Seven’s bid for the Boral shares it doesn’t own
The recent Seven Group (ASX: SVW) offer for shares in Boral (ASX: BLD) that it doesn’t currently own, shows the flurry of ASX announcements that are released by bidders and targets. We comment on this bid as a recent example of an off-market takeover.
The offer is to pay a minimum consideration of 0.1116 SVW shares and $1.50 cash for every BLD shares a shareholder owns. The combined value of the cash and shares was said to be $6.05 per BLD share as at the announcement date of 19 February 2024.
This bid also includes an increase of $0.10 in cash per Boral Share if SVW reaches an aggregate interest of 80% or more of all BLD shares, or the BLD Board unanimously recommending that BLD Shareholders accept the offer. And there is a further $0.10 increase in cash per BLD share if SVW reaches the 90.6% compulsory acquisition threshold. SVW held 71.6% of BLD shares when it announced its offer.
Shareholder should be aware that compulsory acquisition of the shares of the non-accepting shareholders takes some months for the company to go through the process of compulsory acquisitions and for these shareholders to receive the proceeds.
The takeover laws require truth in takeovers – so the initial announcement also noted the offer was Best and Final and would not be increased – shareholders can build that into their expectations and decision making. SGH also confirmed that it will not acquire Boral Shares for more than $6.25 for at least 12 months following the close of the offer.
The BLD independent bidder committee has made a “No Action” ASX announcement. The target company directors advise shareholders there is time to consider the best decision for them individually – effectively a wait and watch notice. For BLD, it is the directors who are independent of the bidder made this announcement. The Target’s Statement which will cover the BLD response to the bid is expected to be issued by 19 March 2024.
One of the challenges in a takeover is to get to 90%, in order to get to 100%. And some offers will have that as a defeating condition – get to 89% and the deal falls through. That isn’t the case for the BLD bid.
To make it more likely to succeed, there is an acceptance facility where an institutional investor can indicate an intention to accept the bid if it proceeds.
At the time the offer was announced, it was only conditional upon the customary condition of no prescribed occurrences. Page 97 of the Second Supplementary Bidders Statement gives details which can be summarised as no significant changes to the share structure and assets or business. However, on 4 March 2024 the offer was declared unconditional and that accepting BLD shareholders will be sent payment within 7 Business Days from the date the offer is accepted.
The SVW offer for BLD is scheduled to close (unless extended or withdrawn) on 7.00pm (Sydney time) on 4 April 2024.

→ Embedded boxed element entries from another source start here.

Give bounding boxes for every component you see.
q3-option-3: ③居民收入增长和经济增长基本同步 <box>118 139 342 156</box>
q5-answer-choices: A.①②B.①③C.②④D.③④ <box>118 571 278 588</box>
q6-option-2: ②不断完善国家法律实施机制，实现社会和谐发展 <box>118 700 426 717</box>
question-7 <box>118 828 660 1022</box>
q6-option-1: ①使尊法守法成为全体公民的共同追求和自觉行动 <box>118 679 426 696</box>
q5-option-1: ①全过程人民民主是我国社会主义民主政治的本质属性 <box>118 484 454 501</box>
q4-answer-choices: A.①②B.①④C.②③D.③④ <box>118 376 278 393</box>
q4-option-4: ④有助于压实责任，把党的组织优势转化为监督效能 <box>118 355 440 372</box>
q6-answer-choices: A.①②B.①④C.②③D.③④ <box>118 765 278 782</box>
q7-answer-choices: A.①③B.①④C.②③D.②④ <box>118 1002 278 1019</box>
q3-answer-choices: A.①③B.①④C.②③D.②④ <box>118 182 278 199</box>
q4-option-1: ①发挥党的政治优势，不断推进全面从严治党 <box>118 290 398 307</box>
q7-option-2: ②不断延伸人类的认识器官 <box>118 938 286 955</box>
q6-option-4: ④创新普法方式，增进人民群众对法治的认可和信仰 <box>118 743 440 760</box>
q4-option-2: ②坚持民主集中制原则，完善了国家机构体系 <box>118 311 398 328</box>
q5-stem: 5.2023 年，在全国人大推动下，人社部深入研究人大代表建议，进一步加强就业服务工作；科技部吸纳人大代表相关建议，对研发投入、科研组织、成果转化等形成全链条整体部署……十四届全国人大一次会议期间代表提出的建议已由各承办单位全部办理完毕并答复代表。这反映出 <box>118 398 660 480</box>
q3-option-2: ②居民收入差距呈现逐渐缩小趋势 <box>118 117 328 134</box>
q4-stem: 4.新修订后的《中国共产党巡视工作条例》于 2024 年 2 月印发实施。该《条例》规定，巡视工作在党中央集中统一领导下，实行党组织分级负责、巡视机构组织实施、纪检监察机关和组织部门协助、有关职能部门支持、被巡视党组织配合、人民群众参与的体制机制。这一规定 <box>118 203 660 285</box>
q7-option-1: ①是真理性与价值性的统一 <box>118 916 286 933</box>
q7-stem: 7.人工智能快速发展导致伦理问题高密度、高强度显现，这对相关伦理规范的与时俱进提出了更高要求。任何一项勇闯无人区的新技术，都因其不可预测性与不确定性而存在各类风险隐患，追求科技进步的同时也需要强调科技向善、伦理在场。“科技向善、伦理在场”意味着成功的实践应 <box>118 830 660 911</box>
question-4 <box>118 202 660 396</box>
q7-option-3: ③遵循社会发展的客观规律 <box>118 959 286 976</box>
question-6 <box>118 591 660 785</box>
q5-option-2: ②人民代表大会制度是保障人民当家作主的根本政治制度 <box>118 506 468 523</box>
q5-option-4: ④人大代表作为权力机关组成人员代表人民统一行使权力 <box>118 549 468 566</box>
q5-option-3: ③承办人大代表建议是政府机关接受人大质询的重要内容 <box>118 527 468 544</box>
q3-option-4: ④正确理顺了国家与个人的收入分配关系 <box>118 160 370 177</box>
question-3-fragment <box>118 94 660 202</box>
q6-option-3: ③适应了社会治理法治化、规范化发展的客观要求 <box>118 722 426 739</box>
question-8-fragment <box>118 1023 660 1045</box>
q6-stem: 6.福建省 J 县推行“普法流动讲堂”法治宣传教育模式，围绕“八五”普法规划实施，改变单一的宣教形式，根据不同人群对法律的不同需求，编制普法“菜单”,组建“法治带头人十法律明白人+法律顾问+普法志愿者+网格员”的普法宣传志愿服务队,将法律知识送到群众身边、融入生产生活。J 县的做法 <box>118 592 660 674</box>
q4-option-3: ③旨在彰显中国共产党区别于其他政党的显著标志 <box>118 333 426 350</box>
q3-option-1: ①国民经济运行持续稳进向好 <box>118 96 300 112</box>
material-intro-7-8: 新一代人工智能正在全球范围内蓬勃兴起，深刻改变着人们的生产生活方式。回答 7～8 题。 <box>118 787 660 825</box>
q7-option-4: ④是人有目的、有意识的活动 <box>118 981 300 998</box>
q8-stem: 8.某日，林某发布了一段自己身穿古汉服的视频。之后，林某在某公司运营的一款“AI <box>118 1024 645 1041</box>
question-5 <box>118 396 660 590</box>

You can monitor how the bid is going by the substantial shareholders’ notices. Seven is required to issue a substantial shareholder notice, for each additional 1% of the shares acquired.
It is worth scanning the bidder and target statements that are provided to help you make your decision.
And a final word to shareholders, when there is a takeover offer, you should check the taxation implications (and note what information you might need to calculate new cost-bases) and whether your bank and other holding details are up to date.